Esse esquema também aparece em programas antárticos de outros países, com cardápios apoiados majoritariamente em produtos congelados ou enlatados e reforço pontual de hortaliças frescas quando o clima permite o acesso por mar ou ar.

A galley e a rotina de alimentação

No cotidiano da estação, todo esse planejamento deságua no refeitório central, a galley, instalada no prédio 155. A mesma construção abriga dormitórios, lojas, barbearia e parte dos serviços básicos, e aparece em documentos oficiais como o principal ponto de encontro da comunidade.

Quase todos passam por ali ao menos uma vez ao dia. O serviço é em bandejão, com filas em estilo cafeteria, variedade de pratos quentes e opções fixas como sopas, cereais e café.

Não há cobrança por refeição, mas comunicados internos pedem que as pessoas se sirvam apenas do que de fato vão consumir, como forma de evitar desperdícios.

Relatos de ex-funcionários comparam o ambiente a um grande refeitório universitário, com várias linhas de atendimento e pizza disponível praticamente o tempo todo. Na cozinha, a operação é tratada como produção industrial.

Uma cozinheira descreve uma equipe responsável por quatro serviços diários: café da manhã, almoço, jantar e o “midnight lunch”.

Nos bastidores, o trabalho se estende à chamada “pot room”, sala de lavagem de panelas sem janelas, com utensílios superdimensionados para atender centenas de pessoas.

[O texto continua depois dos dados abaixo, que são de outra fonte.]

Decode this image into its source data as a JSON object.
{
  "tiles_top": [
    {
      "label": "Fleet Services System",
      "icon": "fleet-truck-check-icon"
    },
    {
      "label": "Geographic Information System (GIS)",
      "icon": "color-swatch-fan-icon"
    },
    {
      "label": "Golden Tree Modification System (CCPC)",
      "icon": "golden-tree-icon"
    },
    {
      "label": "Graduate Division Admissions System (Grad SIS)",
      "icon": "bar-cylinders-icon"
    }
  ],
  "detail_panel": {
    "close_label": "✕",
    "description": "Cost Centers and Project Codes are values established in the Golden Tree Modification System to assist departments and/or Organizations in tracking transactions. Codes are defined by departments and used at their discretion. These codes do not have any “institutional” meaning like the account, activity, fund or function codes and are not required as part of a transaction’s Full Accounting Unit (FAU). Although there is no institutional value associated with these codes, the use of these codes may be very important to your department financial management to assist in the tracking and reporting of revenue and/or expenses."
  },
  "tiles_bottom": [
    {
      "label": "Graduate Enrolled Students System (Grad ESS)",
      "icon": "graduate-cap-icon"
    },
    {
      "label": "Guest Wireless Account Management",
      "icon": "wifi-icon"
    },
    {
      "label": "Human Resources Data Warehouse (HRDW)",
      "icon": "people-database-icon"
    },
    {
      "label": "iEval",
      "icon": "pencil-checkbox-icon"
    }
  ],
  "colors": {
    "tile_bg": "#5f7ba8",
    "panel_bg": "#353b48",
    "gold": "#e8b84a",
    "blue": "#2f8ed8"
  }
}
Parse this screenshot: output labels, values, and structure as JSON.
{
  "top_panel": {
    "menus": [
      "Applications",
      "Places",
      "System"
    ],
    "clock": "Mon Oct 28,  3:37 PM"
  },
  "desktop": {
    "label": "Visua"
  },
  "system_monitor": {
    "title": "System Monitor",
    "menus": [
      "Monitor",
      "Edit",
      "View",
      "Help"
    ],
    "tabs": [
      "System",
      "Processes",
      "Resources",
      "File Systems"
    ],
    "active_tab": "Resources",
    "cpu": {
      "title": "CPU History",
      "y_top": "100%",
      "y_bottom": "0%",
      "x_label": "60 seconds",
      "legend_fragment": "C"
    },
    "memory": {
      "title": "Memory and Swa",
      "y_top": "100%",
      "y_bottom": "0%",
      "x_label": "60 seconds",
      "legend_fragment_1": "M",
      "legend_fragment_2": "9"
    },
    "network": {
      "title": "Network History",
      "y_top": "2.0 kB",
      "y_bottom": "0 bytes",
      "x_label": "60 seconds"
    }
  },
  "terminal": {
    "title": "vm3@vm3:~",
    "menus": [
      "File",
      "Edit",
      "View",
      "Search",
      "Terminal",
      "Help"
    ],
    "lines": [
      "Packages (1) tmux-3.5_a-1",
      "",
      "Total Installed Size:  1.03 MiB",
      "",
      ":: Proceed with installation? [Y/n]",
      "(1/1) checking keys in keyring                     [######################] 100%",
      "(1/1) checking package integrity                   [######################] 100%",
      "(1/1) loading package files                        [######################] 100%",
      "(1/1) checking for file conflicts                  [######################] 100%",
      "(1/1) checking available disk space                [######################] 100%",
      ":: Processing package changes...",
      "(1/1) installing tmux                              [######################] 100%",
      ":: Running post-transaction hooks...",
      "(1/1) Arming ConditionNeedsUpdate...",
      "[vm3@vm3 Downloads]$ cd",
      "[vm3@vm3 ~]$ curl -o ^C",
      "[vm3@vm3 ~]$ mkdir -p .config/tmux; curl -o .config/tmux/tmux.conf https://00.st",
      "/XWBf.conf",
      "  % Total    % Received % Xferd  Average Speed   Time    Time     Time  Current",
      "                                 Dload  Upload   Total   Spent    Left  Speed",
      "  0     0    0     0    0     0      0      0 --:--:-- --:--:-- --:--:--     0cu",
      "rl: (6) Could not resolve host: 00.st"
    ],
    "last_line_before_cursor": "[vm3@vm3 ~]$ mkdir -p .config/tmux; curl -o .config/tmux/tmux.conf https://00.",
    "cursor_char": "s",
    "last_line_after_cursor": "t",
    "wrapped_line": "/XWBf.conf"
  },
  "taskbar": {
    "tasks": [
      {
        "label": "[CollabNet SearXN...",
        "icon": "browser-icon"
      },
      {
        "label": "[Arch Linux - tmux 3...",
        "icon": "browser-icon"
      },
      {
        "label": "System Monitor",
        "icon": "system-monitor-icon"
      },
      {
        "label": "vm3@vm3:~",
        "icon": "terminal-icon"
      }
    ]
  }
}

Consultorias em projetos de cozinhas industriais estimam que a estação precisa planejar cerca de 1 milhão de refeições por ano, somando as diferentes estações.

O volume exige cardápios cíclicos de 30 a 35 dias, repetidos para manter previsibilidade e compatibilidade com o estoque disponível.

Anúncios de vagas para subchefes citam tarefas como coordenar o uso de vegetais frescos, ajustar sabores, reaproveitar sobras de forma segura e monitorar temperaturas de preparo e conservação.